Algumas questões que vos surgem no questionário dependem das respostas que dão. No meu caso, o questionário tinha sete secções e subsecções e abaixo faço alguns comentários:

Background Information: aqui pedem o nome, morada (a cidade deve bastar), email e país. Fazem ainda algumas perguntas sobre o valor da vossa “propriedade intelectual”. É importante ter em conta que aquilo a que a comissão chama “propriedade intelectual” (PI) é extremamente importante e valioso, assim como é extremamente importante que o sistema legal existente seja aceite pelos cidadãos.

Pelo meio, há algumas perguntas, que na minha opinião são “biased”, sobre o prejuízo e o investimento em relação à violação da “PI”. Aqui é importante notar que estudos científicos e académicos têm vindo a demonstrar que a partilha de ficheiros não prejudica a exploração da obra, chegando mesmo a observar que as pessoas que fazem partilha de ficheiros são as que mais compram conteúdos (aqui podem encontrar uma lista com alguns desses estudos), sendo que desse modo não faz sentido falar em prejuízo.

Efficiency and effectiveness of civil proceedings: Nesta secção, são feitas perguntas sobre se achamos que devia haver modelos de “fast track proceedings” e “small claims proceedings” para as violações de “PI”. É importante dizer que não. Quem comete uma violação da “PI” deve poder ir a tribunal, deve poder ser ouvido e ter oportunidade de se defender.

Muitos detentores de direitos e sociedades de gestão colectiva, incluindo em Portugal, têm tentado convencer os políticos a retirar estes casos dos tribunais, falando para os meios de comunicação social que gostariam que a “pirataria” fosse despenalizada. Isto é aquilo a que se poderia chamar um presente envenenado: até agora, esta gente precisa de levar as pessoas a tribunal, o que significa que têm de gastar dinheiro e tempo, têm de provar que a pessoa é culpada, mas a pessoa pode ser ouvida e defender-se e no final o juíz pode decidir que a pessoa não é culpada. A despenalização significaria que os detentores de direitos poderiam enviar cartas às pessoas a exigir multas de algumas centenas de euros, que muitas pessoas pagariam por medo.
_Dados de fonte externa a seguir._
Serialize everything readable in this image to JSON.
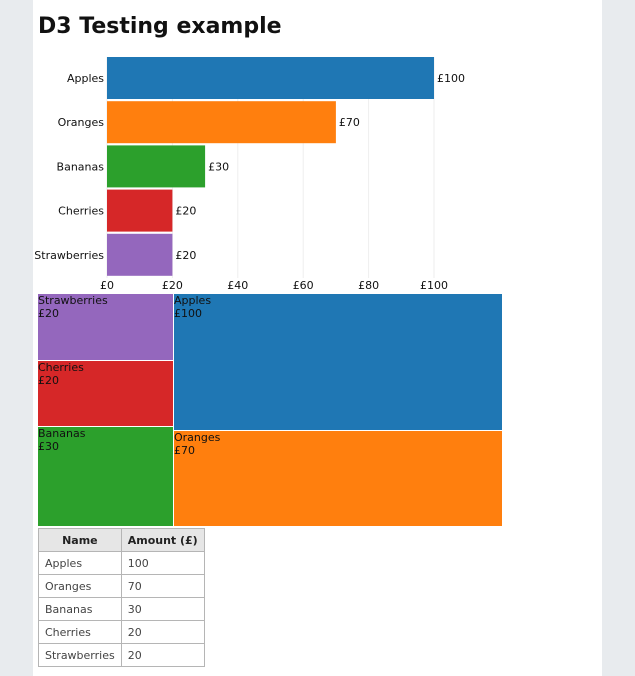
{
  "page": {
    "title": "D3 Testing example"
  },
  "chart_data": [
    {
      "type": "bar",
      "orientation": "horizontal",
      "categories": [
        "Apples",
        "Oranges",
        "Bananas",
        "Cherries",
        "Strawberries"
      ],
      "values": [
        100,
        70,
        30,
        20,
        20
      ],
      "data_labels": [
        "£100",
        "£70",
        "£30",
        "£20",
        "£20"
      ],
      "colors": [
        "#1f77b4",
        "#ff7f0e",
        "#2ca02c",
        "#d62728",
        "#9467bd"
      ],
      "xlim": [
        0,
        100
      ],
      "x_ticks": [
        0,
        20,
        40,
        60,
        80,
        100
      ],
      "x_tick_labels": [
        "£0",
        "£20",
        "£40",
        "£60",
        "£80",
        "£100"
      ],
      "grid": true
    },
    {
      "type": "treemap",
      "items": [
        {
          "name": "Strawberries",
          "value": 20,
          "label": "£20",
          "color": "#9467bd"
        },
        {
          "name": "Cherries",
          "value": 20,
          "label": "£20",
          "color": "#d62728"
        },
        {
          "name": "Bananas",
          "value": 30,
          "label": "£30",
          "color": "#2ca02c"
        },
        {
          "name": "Oranges",
          "value": 70,
          "label": "£70",
          "color": "#ff7f0e"
        },
        {
          "name": "Apples",
          "value": 100,
          "label": "£100",
          "color": "#1f77b4"
        }
      ]
    },
    {
      "type": "table",
      "columns": [
        "Name",
        "Amount (£)"
      ],
      "rows": [
        [
          "Apples",
          "100"
        ],
        [
          "Oranges",
          "70"
        ],
        [
          "Bananas",
          "30"
        ],
        [
          "Cherries",
          "20"
        ],
        [
          "Strawberries",
          "20"
        ]
      ]
    }
  ]
}
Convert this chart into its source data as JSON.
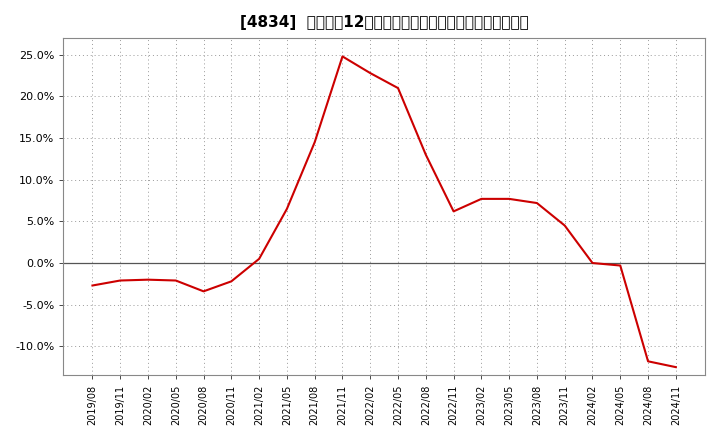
{
  "title": "[4834]  売上高の12か月移動合計の対前年同期増減率の推移",
  "line_color": "#cc0000",
  "background_color": "#ffffff",
  "plot_bg_color": "#ffffff",
  "grid_color": "#999999",
  "zero_line_color": "#555555",
  "ylim": [
    -0.135,
    0.27
  ],
  "yticks": [
    -0.1,
    -0.05,
    0.0,
    0.05,
    0.1,
    0.15,
    0.2,
    0.25
  ],
  "dates": [
    "2019/08",
    "2019/11",
    "2020/02",
    "2020/05",
    "2020/08",
    "2020/11",
    "2021/02",
    "2021/05",
    "2021/08",
    "2021/11",
    "2022/02",
    "2022/05",
    "2022/08",
    "2022/11",
    "2023/02",
    "2023/05",
    "2023/08",
    "2023/11",
    "2024/02",
    "2024/05",
    "2024/08",
    "2024/11"
  ],
  "values": [
    -0.027,
    -0.021,
    -0.02,
    -0.021,
    -0.034,
    -0.022,
    0.005,
    0.065,
    0.145,
    0.248,
    0.228,
    0.21,
    0.13,
    0.062,
    0.077,
    0.077,
    0.072,
    0.045,
    0.0,
    -0.003,
    -0.118,
    -0.125
  ],
  "title_fontsize": 11,
  "tick_fontsize": 8,
  "xtick_fontsize": 7
}
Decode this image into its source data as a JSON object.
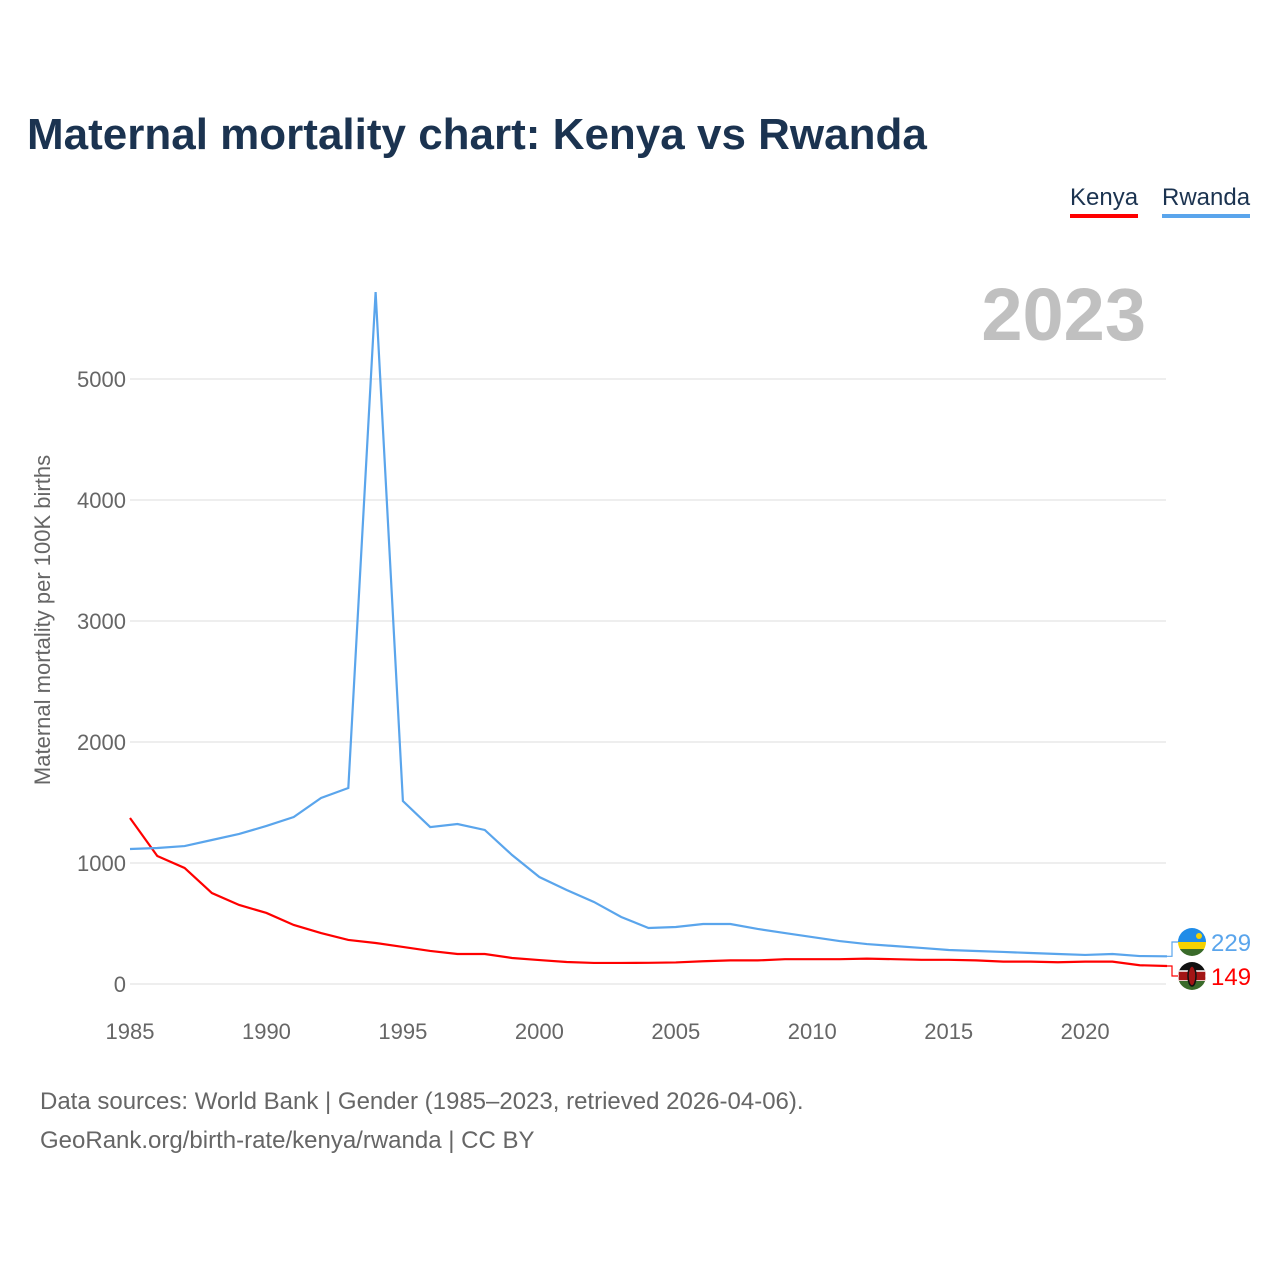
{
  "title": "Maternal mortality chart: Kenya vs Rwanda",
  "legend": [
    "Kenya",
    "Rwanda"
  ],
  "footer": {
    "line1": "Data sources: World Bank | Gender (1985–2023, retrieved 2026-04-06).",
    "line2": "GeoRank.org/birth-rate/kenya/rwanda | CC BY"
  },
  "chart_data": {
    "type": "line",
    "title": "Maternal mortality chart: Kenya vs Rwanda",
    "year_label": "2023",
    "xlabel": "",
    "ylabel": "Maternal mortality per 100K births",
    "xlim": [
      1985,
      2023
    ],
    "ylim": [
      0,
      5000
    ],
    "x_ticks": [
      1985,
      1990,
      1995,
      2000,
      2005,
      2010,
      2015,
      2020
    ],
    "y_ticks": [
      0,
      1000,
      2000,
      3000,
      4000,
      5000
    ],
    "grid": true,
    "legend_placement": "top-right",
    "x": [
      1985,
      1986,
      1987,
      1988,
      1989,
      1990,
      1991,
      1992,
      1993,
      1994,
      1995,
      1996,
      1997,
      1998,
      1999,
      2000,
      2001,
      2002,
      2003,
      2004,
      2005,
      2006,
      2007,
      2008,
      2009,
      2010,
      2011,
      2012,
      2013,
      2014,
      2015,
      2016,
      2017,
      2018,
      2019,
      2020,
      2021,
      2022,
      2023
    ],
    "series": [
      {
        "name": "Kenya",
        "color": "#ff0000",
        "end_label": "149",
        "values": [
          1372,
          1058,
          959,
          752,
          653,
          587,
          488,
          421,
          364,
          339,
          306,
          273,
          248,
          248,
          215,
          198,
          182,
          174,
          174,
          175,
          178,
          188,
          195,
          195,
          205,
          205,
          205,
          210,
          205,
          200,
          200,
          195,
          185,
          185,
          180,
          185,
          185,
          155,
          149
        ]
      },
      {
        "name": "Rwanda",
        "color": "#5aa5ec",
        "end_label": "229",
        "values": [
          1116,
          1124,
          1140,
          1190,
          1240,
          1306,
          1380,
          1537,
          1620,
          5719,
          1512,
          1297,
          1322,
          1273,
          1066,
          884,
          777,
          678,
          554,
          463,
          471,
          496,
          496,
          455,
          421,
          388,
          355,
          330,
          314,
          298,
          281,
          273,
          265,
          256,
          248,
          240,
          248,
          231,
          229
        ]
      }
    ]
  }
}
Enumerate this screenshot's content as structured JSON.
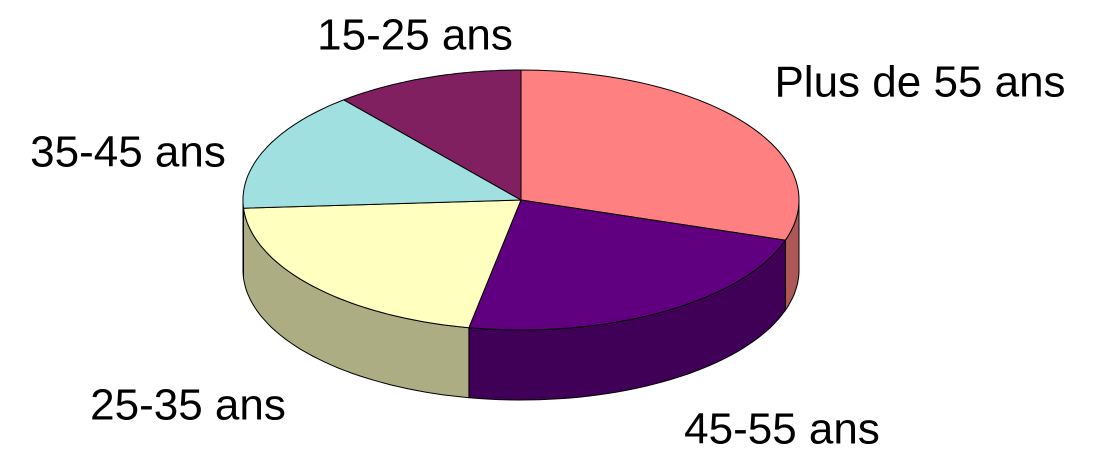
{
  "chart_data": {
    "type": "pie3d",
    "categories": [
      "Plus de 55 ans",
      "45-55 ans",
      "25-35 ans",
      "35-45 ans",
      "15-25 ans"
    ],
    "values": [
      30,
      23,
      21,
      15,
      11
    ],
    "colors": [
      "#ff8080",
      "#600080",
      "#ffffc0",
      "#a0e0e0",
      "#802060"
    ]
  }
}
Assim, tudo o que seja “fast track proceedings”, “small claims proceedings”, despenalização deve ser rejeitado liminarmente.

Accessibility of measures necessary to ensure civil enforcement

1. Right of information: Aqui são colocadas questões sobre identificação das pessoas que violam a vossa “PI” e é importante usar a primeira questão (aberta) para expor a necessidade da reforma do sistema de copyright, de forma a que a lei inclua aquilo que já é socialmente aceite e a importância do direito à privacidade dos cidadãos.

2. Mechanisms to inform about the alleged infringement: Aqui as questões dizem respeito àquilo que é conhecido por notice & takedown e isto deve ser rejeitado. Os mecanismos de notificação de intermediários (por exemplo, empresas que vendem o alojamento de sites) têm sido usados como formas de censura e de eliminação do “fair use” (utilizações livres). Vejam o caso do blog Poupar Melhor e os takedown automáticos no Youtube. Não queremos justiça automática.

Ainda nesta subsecção, são repetidas perguntas para os casos de “commercial scale”, que também devemos rejeitar. “Commercial scale” não é um termo definido legalmente e portanto pode significar qualquer coisa: por exemplo, muitas sociedades de gestão colectiva e detentores de direitos têm defendido que as pessoas que acedem gratuitamente às obras devem ser consideradas como estando a a fazer um uso comercial da obra. Para demonstrar o ridículo desta asserção, basta pensar na pessoa que não tem dinheiro para comprar livros e usa a biblioteca para os requisitar, por exemplo. Não é admissível considerar que esta pessoa está a fazer um uso comercial dos livros que requisita.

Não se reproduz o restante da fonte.